Japanese footwear giant Asics Corp announced plans to spin off its high-end sneaker brand, Onitsuka Tiger, into a wholly owned subsidiary named OT Group Corp. The move is intended to enhance the brand's competitiveness, accelerate decision-making, and drive further growth, according to statements made by Ryoji Shoda, the current head of Onitsuka Tiger, who will become president of the new company [1].
Onitsuka Tiger has experienced significant sales growth, with 2025 sales totaling 136.52 billion yen ($850 million), representing a 43 percent increase from the previous year. This surge has been attributed in part to strong demand from foreign tourists [1]. The brand is recognized for its design and comfortable fit, factors that have contributed to its rising popularity and expansion.
The company is also pursuing aggressive global expansion strategies. Onitsuka Tiger operates large-scale stores in major cities worldwide and is set to open its largest flagship store in Tokyo's Shinjuku district next month. Additionally, the brand plans to re-enter the U.S. market in February 2027, after previously closing its directly operated stores there. In January, a dedicated Onitsuka Tiger factory was opened in Tottori Prefecture, western Japan, to support this growth [1].

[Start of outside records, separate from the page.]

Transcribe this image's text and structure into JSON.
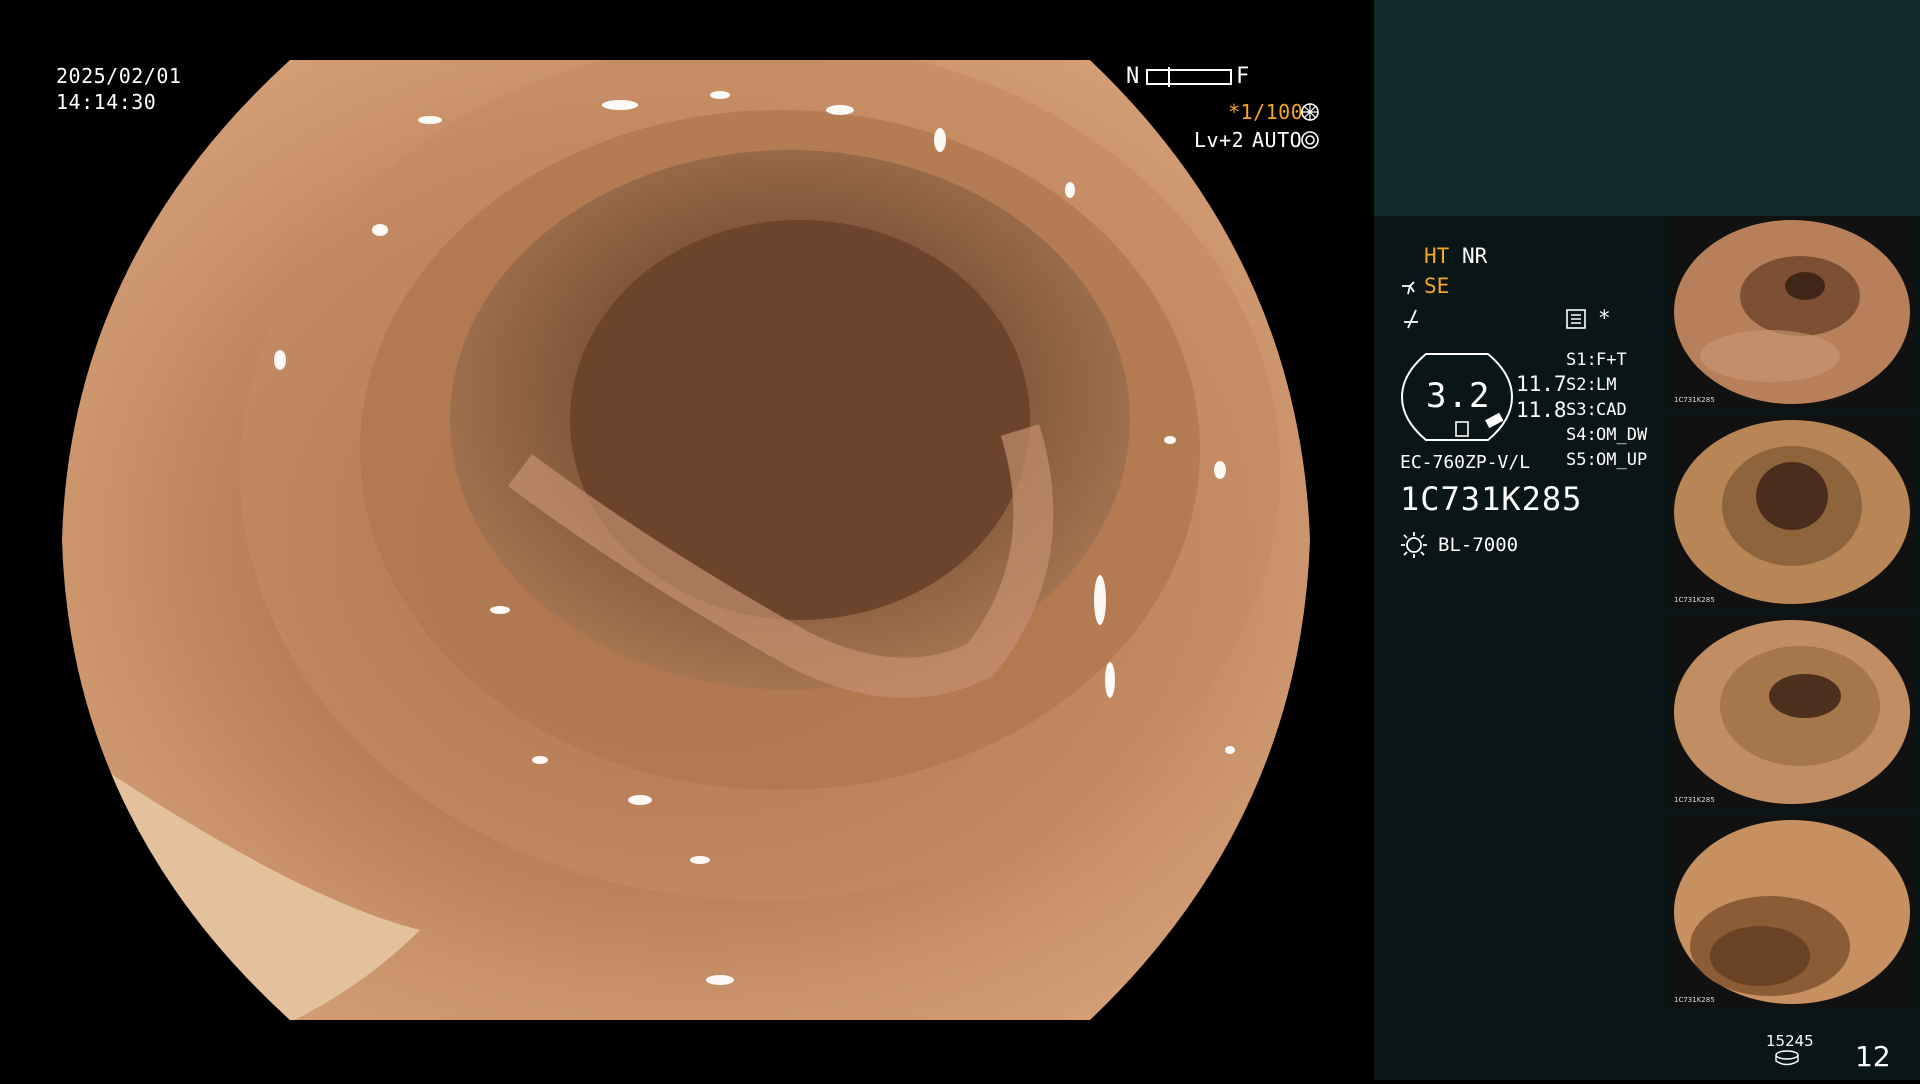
{
  "header": {
    "date": "2025/02/01",
    "time": "14:14:30"
  },
  "scope_status": {
    "near_label": "N",
    "far_label": "F",
    "shutter": "*1/100",
    "level": "Lv+2",
    "mode": "AUTO"
  },
  "settings": {
    "ht": "HT",
    "nr": "NR",
    "se": "SE",
    "asterisk": "*",
    "gauge_value": "3.2",
    "val1": "11.7",
    "val2": "11.8",
    "s1_label": "S1:",
    "s1_value": "F+T",
    "s2_label": "S2:",
    "s2_value": "LM",
    "s3_label": "S3:",
    "s3_value": "CAD",
    "s4_label": "S4:",
    "s4_value": "OM_DW",
    "s5_label": "S5:",
    "s5_value": "OM_UP",
    "scope_model": "EC-760ZP-V/L",
    "serial": "1C731K285",
    "light_source": "BL-7000"
  },
  "footer": {
    "count": "15245",
    "page": "12"
  },
  "thumbnails": [
    {
      "caption": "1C731K285"
    },
    {
      "caption": "1C731K285"
    },
    {
      "caption": "1C731K285"
    },
    {
      "caption": "1C731K285"
    }
  ],
  "colors": {
    "accent_orange": "#f5a623",
    "panel_top": "#0f2b2d",
    "panel": "#0a1516"
  }
}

Ryoji Shoda emphasized the company's ambition to create a brand that will be 'long loved by our customers around the world,' highlighting the forward-looking vision for Onitsuka Tiger under the new structure [1].
CONCLUSION
Asics' decision to spin off Onitsuka Tiger reflects the brand's robust sales growth and global ambitions. The restructuring is expected to enhance competitiveness and support further expansion, particularly with the planned re-entry into the U.S. market and the opening of a new flagship store in Tokyo. Market sentiment appears positive, driven by strong performance and strategic initiatives.